“When I started,” she blurted out with a bitter little laugh, “I thought I’d make a little pin money. That’s how I began—with that and the excitement. And now this is the end.”
She had risen and was pacing the floor wildly.
“Mrs. Dunlap,” she cried, pausing before Constance, “to-day I am nothing more nor less than a ‘capper,’ as they call it, for a gambling resort.”
She was almost hysterical. The contrast with the gay, respectable, prosperous-looking woman at Bella’s was appalling. Constance realized to the full what were the tragedies that were enacted elsewhere.
As she looked at the despairing woman, she could reconstruct the terrible situation. Cultivated, well-bred, fashionably gowned, a woman like Mrs. Noble served admirably the purpose of luring men on. If there had been only women or only men involved, it perhaps would not have been so bad. But there were both. Constance saw that men were wanted, men who could afford to lose not hundreds, but thousands, men who are always the heaviest players. And so Mrs. Noble and other unfortunate women no doubt were sent out on Broadway to the cafes and restaurants, sent out even among those of their own social circle, always to lure men on, to involve themselves more and more in the web into which they had flown. Bella had hoped even to use Constance!
Mrs. Noble had paused again. There was evident sincerity in her as she looked deeply into the eyes of Constance.

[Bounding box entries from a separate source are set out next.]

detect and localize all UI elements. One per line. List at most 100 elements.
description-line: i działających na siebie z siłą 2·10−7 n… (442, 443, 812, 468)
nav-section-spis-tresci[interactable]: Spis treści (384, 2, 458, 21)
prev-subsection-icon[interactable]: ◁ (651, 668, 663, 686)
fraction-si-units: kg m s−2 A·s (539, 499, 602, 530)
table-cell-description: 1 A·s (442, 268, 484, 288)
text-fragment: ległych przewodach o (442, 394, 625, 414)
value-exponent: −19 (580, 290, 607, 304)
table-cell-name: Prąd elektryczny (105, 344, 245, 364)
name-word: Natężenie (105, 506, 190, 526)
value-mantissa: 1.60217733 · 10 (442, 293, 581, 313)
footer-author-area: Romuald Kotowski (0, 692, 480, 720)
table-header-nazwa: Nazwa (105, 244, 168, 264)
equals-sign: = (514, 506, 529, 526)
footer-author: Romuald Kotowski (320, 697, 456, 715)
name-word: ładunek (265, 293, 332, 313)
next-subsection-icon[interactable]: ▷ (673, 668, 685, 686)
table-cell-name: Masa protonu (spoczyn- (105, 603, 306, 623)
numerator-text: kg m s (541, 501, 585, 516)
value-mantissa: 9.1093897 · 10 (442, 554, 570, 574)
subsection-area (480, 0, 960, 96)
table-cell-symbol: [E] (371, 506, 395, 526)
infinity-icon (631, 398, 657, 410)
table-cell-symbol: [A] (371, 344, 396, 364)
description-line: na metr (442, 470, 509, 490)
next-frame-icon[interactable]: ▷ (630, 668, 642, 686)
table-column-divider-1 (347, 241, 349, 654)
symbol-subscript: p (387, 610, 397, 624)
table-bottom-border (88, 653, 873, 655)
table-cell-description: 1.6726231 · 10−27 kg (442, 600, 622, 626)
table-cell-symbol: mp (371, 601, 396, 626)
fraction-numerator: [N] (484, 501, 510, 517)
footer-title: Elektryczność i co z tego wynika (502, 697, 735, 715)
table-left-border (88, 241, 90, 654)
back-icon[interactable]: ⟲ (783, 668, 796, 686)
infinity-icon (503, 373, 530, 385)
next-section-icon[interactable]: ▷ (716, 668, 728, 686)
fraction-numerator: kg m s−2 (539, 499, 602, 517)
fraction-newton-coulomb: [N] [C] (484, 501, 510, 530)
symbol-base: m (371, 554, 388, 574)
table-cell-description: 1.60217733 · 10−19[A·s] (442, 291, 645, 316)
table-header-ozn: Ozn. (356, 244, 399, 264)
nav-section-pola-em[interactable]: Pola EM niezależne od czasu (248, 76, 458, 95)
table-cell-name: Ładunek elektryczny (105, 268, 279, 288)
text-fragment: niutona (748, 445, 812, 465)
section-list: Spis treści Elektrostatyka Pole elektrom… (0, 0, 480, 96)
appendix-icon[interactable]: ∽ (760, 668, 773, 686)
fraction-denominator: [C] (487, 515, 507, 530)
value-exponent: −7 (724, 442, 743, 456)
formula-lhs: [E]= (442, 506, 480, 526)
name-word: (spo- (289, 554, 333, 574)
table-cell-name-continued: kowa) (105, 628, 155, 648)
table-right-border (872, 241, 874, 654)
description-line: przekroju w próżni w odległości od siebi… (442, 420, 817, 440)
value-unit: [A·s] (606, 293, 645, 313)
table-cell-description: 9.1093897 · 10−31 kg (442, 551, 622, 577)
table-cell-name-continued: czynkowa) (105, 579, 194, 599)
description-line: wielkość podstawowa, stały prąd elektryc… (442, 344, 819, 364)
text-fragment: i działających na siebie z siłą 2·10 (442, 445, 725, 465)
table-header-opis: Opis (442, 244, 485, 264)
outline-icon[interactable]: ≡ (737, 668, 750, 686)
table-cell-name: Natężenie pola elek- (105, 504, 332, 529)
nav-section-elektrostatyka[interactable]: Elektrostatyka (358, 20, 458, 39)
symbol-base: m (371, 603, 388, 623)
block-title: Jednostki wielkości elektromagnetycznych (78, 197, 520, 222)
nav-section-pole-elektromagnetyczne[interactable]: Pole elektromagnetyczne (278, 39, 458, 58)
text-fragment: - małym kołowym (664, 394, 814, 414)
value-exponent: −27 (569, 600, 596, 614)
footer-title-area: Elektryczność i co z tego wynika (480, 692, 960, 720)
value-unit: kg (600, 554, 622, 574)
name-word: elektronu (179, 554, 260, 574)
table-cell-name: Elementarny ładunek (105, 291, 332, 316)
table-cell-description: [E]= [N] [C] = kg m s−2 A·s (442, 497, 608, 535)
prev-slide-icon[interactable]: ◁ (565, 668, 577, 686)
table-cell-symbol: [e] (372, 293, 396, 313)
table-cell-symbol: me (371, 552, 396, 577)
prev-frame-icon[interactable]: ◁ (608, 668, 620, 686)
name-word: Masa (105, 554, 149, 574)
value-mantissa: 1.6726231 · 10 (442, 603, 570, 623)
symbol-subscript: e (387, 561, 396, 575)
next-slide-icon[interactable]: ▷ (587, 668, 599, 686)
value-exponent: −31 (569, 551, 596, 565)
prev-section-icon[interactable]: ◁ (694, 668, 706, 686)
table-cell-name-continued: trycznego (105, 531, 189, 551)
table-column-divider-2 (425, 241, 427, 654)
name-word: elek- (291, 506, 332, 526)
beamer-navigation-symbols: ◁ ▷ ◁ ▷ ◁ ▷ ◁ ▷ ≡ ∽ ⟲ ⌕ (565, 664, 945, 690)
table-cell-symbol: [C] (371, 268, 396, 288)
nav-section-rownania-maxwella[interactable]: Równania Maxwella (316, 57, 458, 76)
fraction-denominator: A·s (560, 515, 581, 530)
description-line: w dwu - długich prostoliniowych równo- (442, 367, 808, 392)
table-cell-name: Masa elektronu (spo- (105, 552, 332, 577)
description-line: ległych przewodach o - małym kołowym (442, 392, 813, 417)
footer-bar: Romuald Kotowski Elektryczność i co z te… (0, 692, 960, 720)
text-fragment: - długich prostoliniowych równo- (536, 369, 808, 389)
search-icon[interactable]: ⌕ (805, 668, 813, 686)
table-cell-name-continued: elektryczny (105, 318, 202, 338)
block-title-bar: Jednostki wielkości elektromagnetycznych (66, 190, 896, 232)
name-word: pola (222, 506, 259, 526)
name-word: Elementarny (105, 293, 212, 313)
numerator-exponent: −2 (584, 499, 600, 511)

Nothing but desperation could have wrung her inmost secrets from her to another woman.
“I saw them trying to throw you together with Haddon Halsey,” she said, almost tragically. “It was I who introduced Haddon to them. I was to get a percentage of his losses to pay off my own—but”—her feelings seemed to overcome her and wildly, desperately, she added— “but I can’t—I can’t. I—I must rescue him—I must.”
It was a strange situation. Constance reasoned it out quickly. What a wreck of life these two were making! Not only they were involved, but others who as yet knew nothing, Mrs. Noble’s husband, the family of Halsey. She must help.
“Mrs. Noble,” said Constance calmly, “can you trust me?”
She shot a quick glance at Constance. “Yes,” she murmured.
“Then to-night visit Mrs. LeMar as though nothing had happened. Meanwhile I will have thought out a plan.”
It was late in the afternoon when Constance saw Halsey again, this time in his office, where he had been waiting impatiently for some word from her. The relief at seeing her showed only too plainly on his face.
“This inaction is killing me,” he remarked huskily. “Has anything happened to-day!”
She said nothing about the visit of Mrs. Noble. Perhaps it was better that each should not know yet that the other was worried.
“Yes,” she replied, “much has happened. I cannot tell you now. But to-night let us all go again as though nothing had occurred.”